I just got a glossy magazine in the mail today, a magazine to which I do not subscribe. It’s full of expensive color photographs and interesting stories. Like “Why Bother to Fill Out an Insurance Claim When It’s Faster and Cheaper to Pay for Repairs Yourself?” and “You Might as Well Settle Instead of Hiring an Expensive Lawyer.” The magazine is from my insurance company. It contains other “must reads” such as “Insurance Fraud: How to Turn In Your Neighbors!” and this investigative gem, “Insurance: A Bargain or Just Good Deal?”
It is too bad about insurance fraud. It must cost my insurance company a lot of money. Almost as much as it must cost them to produce and mail this stupid magazine that I just put in the recycling bin. There could only be one story in it that I’d ever be likely to read and that would be “We’re Killing This Magazine So We Can Lower Your Monthly Bill.”

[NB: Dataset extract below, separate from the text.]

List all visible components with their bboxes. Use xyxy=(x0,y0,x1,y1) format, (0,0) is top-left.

Of course, I don’t just get magazines no one needs or asked for from just my insurance company. I get magazines from my stock broker, my banker, my big box store, my credit card companies, my church, my auto dealer, my charities, my internet provider, my PBS station, my union, a couple of museums, a few antique malls, the Chamber of Commerce and a winery. There are more, but I’d need a magazine to list them all.